Nonostante le dichiarazioni (ingenue o furbe?) del regista e la bravura già nota degli attori protagonisti Fabrice Luchini (Jean) e Catherine Frot (Edith), nulla in questo film, comprese le loro interpretazioni, sfugge a una dimensione macchiettistica deprimente. Deprimente nel senso letterale che deprime, appiattisce qualunque possibilità che personaggi e storia ambiscano alla terza dimensione della complessità di una storia come quella che gli autori pretendono di raccontare. Deprimente perché i tentativi di far ridere sono tutti fatti a partire da stereotipi tra i più beceri che gli autori dichiarano di voler mettere alla berlina, nei quali però restano intrappolati peer mancanza di coraggio (di andare a fondo, magari disturbando la coscienza dello spettatore medio) e per mancanza di conoscenze (di cosa sia veramente una transizione di genere): una prova fra tutte è che, come sostiene il regista, si dovrebbe ridere solo di Jean come se non avesse il diritto anche lui, al di là dei suoi pregiudizi, a un tempo per capire.
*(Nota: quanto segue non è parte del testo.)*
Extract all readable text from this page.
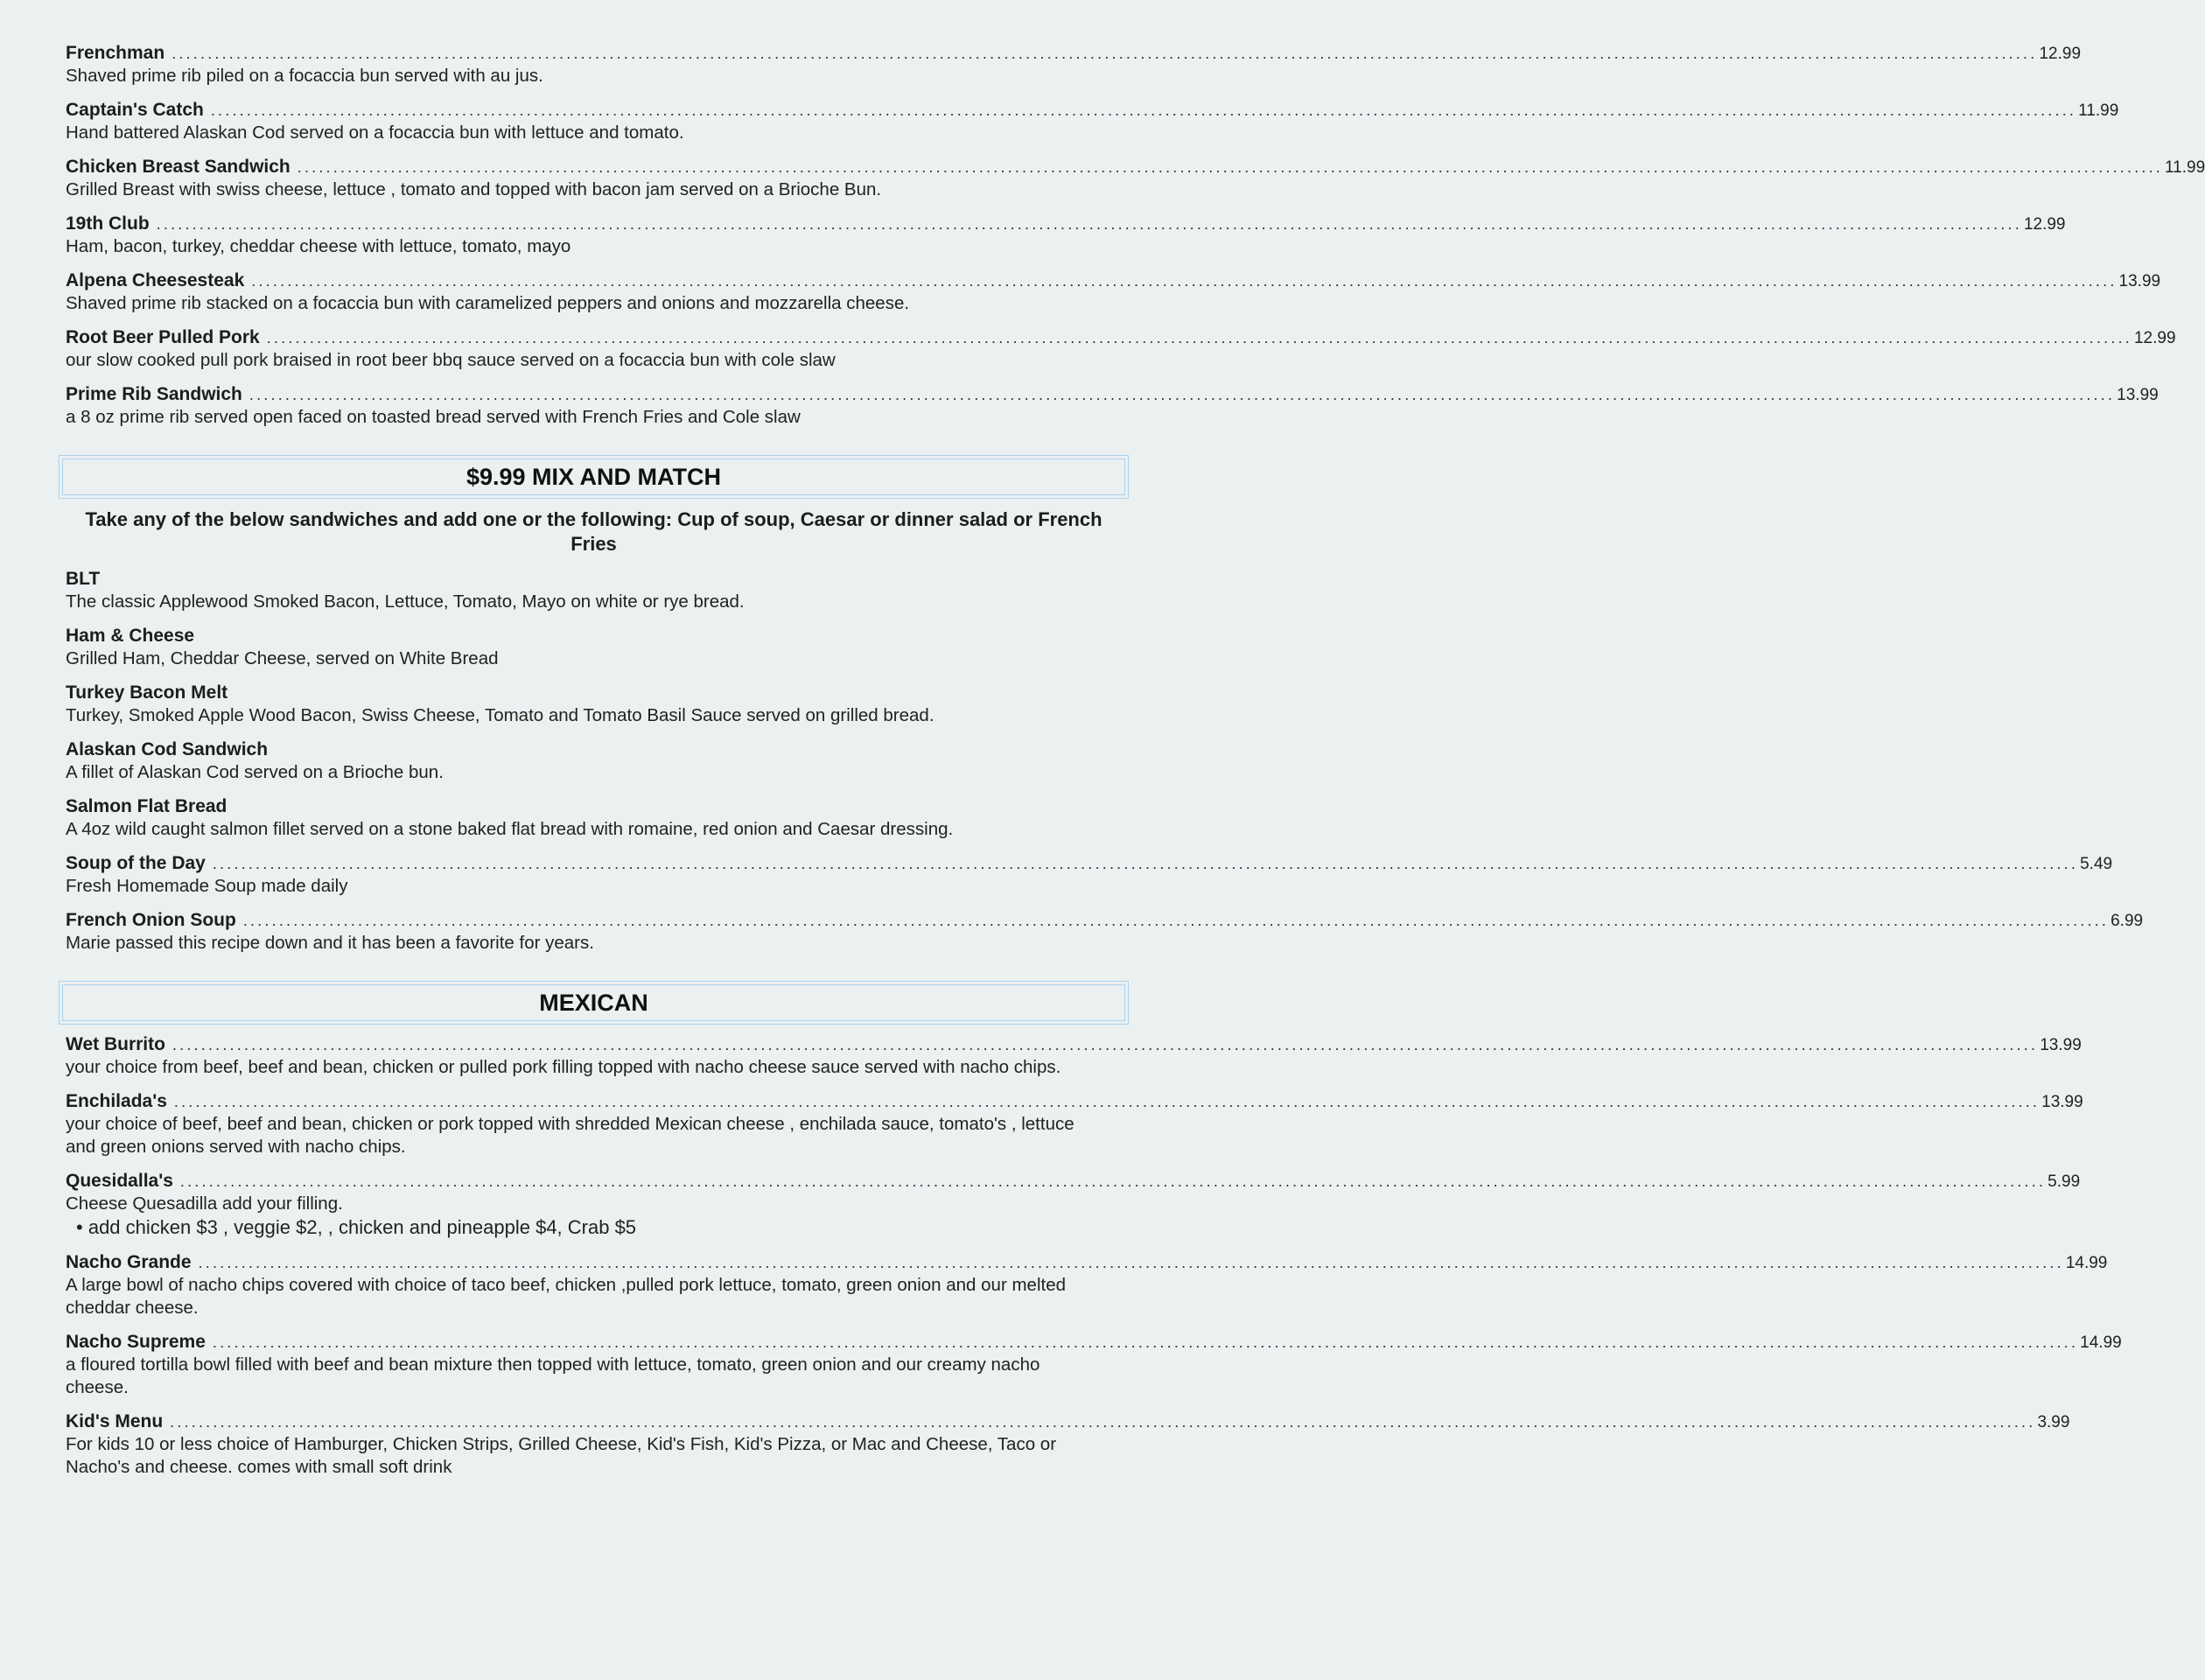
Frenchman .................................................................................................................................................................................................................................................................... 12.99
Shaved prime rib piled on a focaccia bun served with au jus.
Captain's Catch .................................................................................................................................................................................................................................................................... 11.99
Hand battered Alaskan Cod served on a focaccia bun with lettuce and tomato.
Chicken Breast Sandwich .................................................................................................................................................................................................................................................................... 11.99
Grilled Breast with swiss cheese, lettuce , tomato and topped with bacon jam served on a Brioche Bun.
19th Club .................................................................................................................................................................................................................................................................... 12.99
Ham, bacon, turkey, cheddar cheese with lettuce, tomato, mayo
Alpena Cheesesteak .................................................................................................................................................................................................................................................................... 13.99
Shaved prime rib stacked on a focaccia bun with caramelized peppers and onions and mozzarella cheese.
Root Beer Pulled Pork .................................................................................................................................................................................................................................................................... 12.99
our slow cooked pull pork braised in root beer bbq sauce served on a focaccia bun with cole slaw
Prime Rib Sandwich .................................................................................................................................................................................................................................................................... 13.99
a 8 oz prime rib served open faced on toasted bread served with French Fries and Cole slaw
$9.99 MIX AND MATCH
Take any of the below sandwiches and add one or the following: Cup of soup, Caesar or dinner salad or French Fries
BLT
The classic Applewood Smoked Bacon, Lettuce, Tomato, Mayo on white or rye bread.
Ham & Cheese
Grilled Ham, Cheddar Cheese, served on White Bread
Turkey Bacon Melt
Turkey, Smoked Apple Wood Bacon, Swiss Cheese, Tomato and Tomato Basil Sauce served on grilled bread.
Alaskan Cod Sandwich
A fillet of Alaskan Cod served on a Brioche bun.
Salmon Flat Bread
A 4oz wild caught salmon fillet served on a stone baked flat bread with romaine, red onion and Caesar dressing.
Soup of the Day .................................................................................................................................................................................................................................................................... 5.49
Fresh Homemade Soup made daily
French Onion Soup .................................................................................................................................................................................................................................................................... 6.99
Marie passed this recipe down and it has been a favorite for years.
MEXICAN
Wet Burrito .................................................................................................................................................................................................................................................................... 13.99
your choice from beef, beef and bean, chicken or pulled pork filling topped with nacho cheese sauce served with nacho chips.
Enchilada's .................................................................................................................................................................................................................................................................... 13.99
your choice of beef, beef and bean, chicken or pork topped with shredded Mexican cheese , enchilada sauce, tomato's , lettuce and green onions served with nacho chips.
Quesidalla's .................................................................................................................................................................................................................................................................... 5.99
Cheese Quesadilla add your filling.
• add chicken $3 , veggie $2, , chicken and pineapple $4, Crab $5
Nacho Grande .................................................................................................................................................................................................................................................................... 14.99
A large bowl of nacho chips covered with choice of taco beef, chicken ,pulled pork lettuce, tomato, green onion and our melted cheddar cheese.
Nacho Supreme .................................................................................................................................................................................................................................................................... 14.99
a floured tortilla bowl filled with beef and bean mixture then topped with lettuce, tomato, green onion and our creamy nacho cheese.
Kid's Menu .................................................................................................................................................................................................................................................................... 3.99
For kids 10 or less choice of Hamburger, Chicken Strips, Grilled Cheese, Kid's Fish, Kid's Pizza, or Mac and Cheese, Taco or Nacho's and cheese. comes with small soft drink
Deprimente perché le vere vittime di questa operazione, oltre all’intelligenza irriverente che dovrebbe essere alla base della comicità autentica, sono le persone che l’esperienza della transizione la vivono nella realtà in prima persona o attraverso persone care. Deprimente perché non c’è alcun vero sviluppo nella psicologia dei personaggi che aiuti lo spettatore a intuire cosa passa nella mente di una persona affetta da disforia di genere e intenzionata a intraprendere un percorso di transizione e nella mente delle persone che le stanno accanto. Non salvano il film dalla sua deprimente banalità neanche le scene in cui Edith si confronta con un gruppo di sostegno i cui componenti sono vere persone transgender o non binarie (i dialoghi sono imbarazzanti) e il finale consolatorio (ma guarda un po’…) in cui il marito dichiara alla moglie ormai uomo di amarla/o ancora.